Da un lato le paure, espresse da Dino Baggio, poi seguito a ruota da altri ex calciatori, di un eventuale legame tra i farmaci assunti quando giocavano e l’insorgere di tumori come quello per cui è morto nel giorno dell’Epifania Luca Vialli; dall’altro la necessaria prudenza prima di tracciare una linea che congiunga le due cose, anche per rispetto della scomparsa del campione. Il commissario tecnico della Nazionale Roberto Mancini chiede di andarci piano: «Le parole di Dino Baggio? Non ho idea, bisogna andarci con i piedi di piombo con queste dichiarazioni» spiega in occasione della conferenza stampa della nuova maglia Adidas dell’Italia. «Purtroppo — conclude il c.t. sull’argomento — queste cose accadono a tutti, a chi gioca e a chi non gioca».
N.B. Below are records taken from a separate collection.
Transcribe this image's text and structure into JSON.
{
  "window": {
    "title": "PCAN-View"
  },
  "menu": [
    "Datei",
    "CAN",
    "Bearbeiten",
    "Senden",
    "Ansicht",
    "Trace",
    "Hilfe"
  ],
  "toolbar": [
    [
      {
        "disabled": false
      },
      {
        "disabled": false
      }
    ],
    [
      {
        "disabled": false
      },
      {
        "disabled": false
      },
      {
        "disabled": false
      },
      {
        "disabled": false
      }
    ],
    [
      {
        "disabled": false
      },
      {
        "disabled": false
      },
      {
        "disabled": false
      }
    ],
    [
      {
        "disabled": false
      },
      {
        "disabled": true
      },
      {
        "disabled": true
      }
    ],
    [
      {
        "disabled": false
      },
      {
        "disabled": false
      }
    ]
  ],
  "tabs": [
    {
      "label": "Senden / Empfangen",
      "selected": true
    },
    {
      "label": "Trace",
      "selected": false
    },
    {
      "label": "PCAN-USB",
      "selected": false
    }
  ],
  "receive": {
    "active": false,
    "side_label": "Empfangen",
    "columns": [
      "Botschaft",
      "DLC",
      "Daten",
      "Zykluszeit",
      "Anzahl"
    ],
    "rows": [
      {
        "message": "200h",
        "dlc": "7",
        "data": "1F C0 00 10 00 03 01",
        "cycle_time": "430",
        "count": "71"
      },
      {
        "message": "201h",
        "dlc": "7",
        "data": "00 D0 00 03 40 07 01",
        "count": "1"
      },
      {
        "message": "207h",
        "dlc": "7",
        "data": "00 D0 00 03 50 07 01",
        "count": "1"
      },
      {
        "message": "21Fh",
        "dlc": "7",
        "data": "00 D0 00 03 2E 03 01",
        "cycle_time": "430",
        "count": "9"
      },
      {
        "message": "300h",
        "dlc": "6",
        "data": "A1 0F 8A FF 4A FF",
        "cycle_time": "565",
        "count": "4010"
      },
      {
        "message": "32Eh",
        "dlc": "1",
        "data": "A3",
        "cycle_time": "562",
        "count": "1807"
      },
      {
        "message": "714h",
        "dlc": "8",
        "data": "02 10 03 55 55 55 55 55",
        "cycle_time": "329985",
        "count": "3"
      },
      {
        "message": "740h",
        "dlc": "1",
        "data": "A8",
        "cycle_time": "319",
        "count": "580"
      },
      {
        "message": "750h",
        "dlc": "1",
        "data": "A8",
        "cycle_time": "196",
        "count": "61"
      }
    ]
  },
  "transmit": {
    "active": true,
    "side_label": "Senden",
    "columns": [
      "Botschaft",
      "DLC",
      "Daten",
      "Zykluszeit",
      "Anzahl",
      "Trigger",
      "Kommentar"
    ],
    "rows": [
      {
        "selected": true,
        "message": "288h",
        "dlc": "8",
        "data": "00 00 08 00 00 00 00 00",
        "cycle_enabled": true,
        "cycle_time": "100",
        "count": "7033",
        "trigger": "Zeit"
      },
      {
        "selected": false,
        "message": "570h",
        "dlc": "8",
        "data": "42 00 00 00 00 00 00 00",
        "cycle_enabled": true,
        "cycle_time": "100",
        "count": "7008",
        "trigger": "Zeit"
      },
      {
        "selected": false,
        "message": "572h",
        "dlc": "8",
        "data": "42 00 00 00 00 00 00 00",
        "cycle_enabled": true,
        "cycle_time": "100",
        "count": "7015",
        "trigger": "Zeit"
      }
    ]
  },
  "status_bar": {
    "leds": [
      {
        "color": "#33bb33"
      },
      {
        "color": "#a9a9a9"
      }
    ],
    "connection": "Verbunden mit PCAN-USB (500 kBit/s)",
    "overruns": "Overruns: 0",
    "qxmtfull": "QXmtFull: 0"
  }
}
Prima di lui, e dopo Dino Baggio, erano intervenuti sulla questione anche altri ex calciatori. L’ex difensore di Bari, Verona, Brescia e Milan, Florian Raducioiu, ora che ha 52 anni, ha raccontato i suoi dubbi sulle sostanze assunte durante la permanenza in Italia a una tv locale: «Facevo flebo con un liquido rosa — racconta —. Lo ammetto, ho preso anche delle medicine. Ora chiamerò il medico che ci seguiva a Brescia per capire di più. Per sapere cosa ho preso a Milano, Brescia, Verona». Farmaci che, secondo la sua ricostruzione, spesso venivano presentati come integratori di vitamine e glucosio: «In realtà non sapevamo che cosa stavamo prendendo. Oltre alla flebo, a Milano prendevamo altre cose, pillole. L’ho detto prima e dopo la morte di Gianluca Vialli, c’era anche Gica Popescu. Dobbiamo chiederci perché si verificano queste morti premature».
PUBBLICITÀ
Un racconto dello stesso tenore quello di Massimo Brambati, ex difensore di Torino, Empoli, Bari e Palermo e ora procuratore, che ha espresso le sue preoccupazioni a Processo 7 Gold: «Ho timore anch’io, vent’anni fa lo dissi e mi arrivò una lettera della Figc che mi minacciava. Io, in una società di cui non faccio il nome, prendevo prima della partita il Micoren come se fossero caramelle. All’epoca non era proibito, dopo qualche anno è diventato proibitissimo. Prendevo anche l’Anemina, una sostanza non dopante, ma ne avvertivo l’effetto. Non sentivo la fatica, avevo i battiti accelerati e una maggiore prontezza di riflessi». Tutto, racconta l’ex calciatore, era gestito con grande superficialità anche dagli staff medici delle società: «Avevo 20 anni — conclude — e mi dicevano che facendo una flebo avrei avuto una performance migliore. C’erano allenatori che se non facevi la flebo, si arrabbiavano. Davano sostanze che all’epoca non erano però ritenute doping. Oggi quando sento determinate situazioni che accadono ai calciatori del mio periodo, mi affido a Dio...».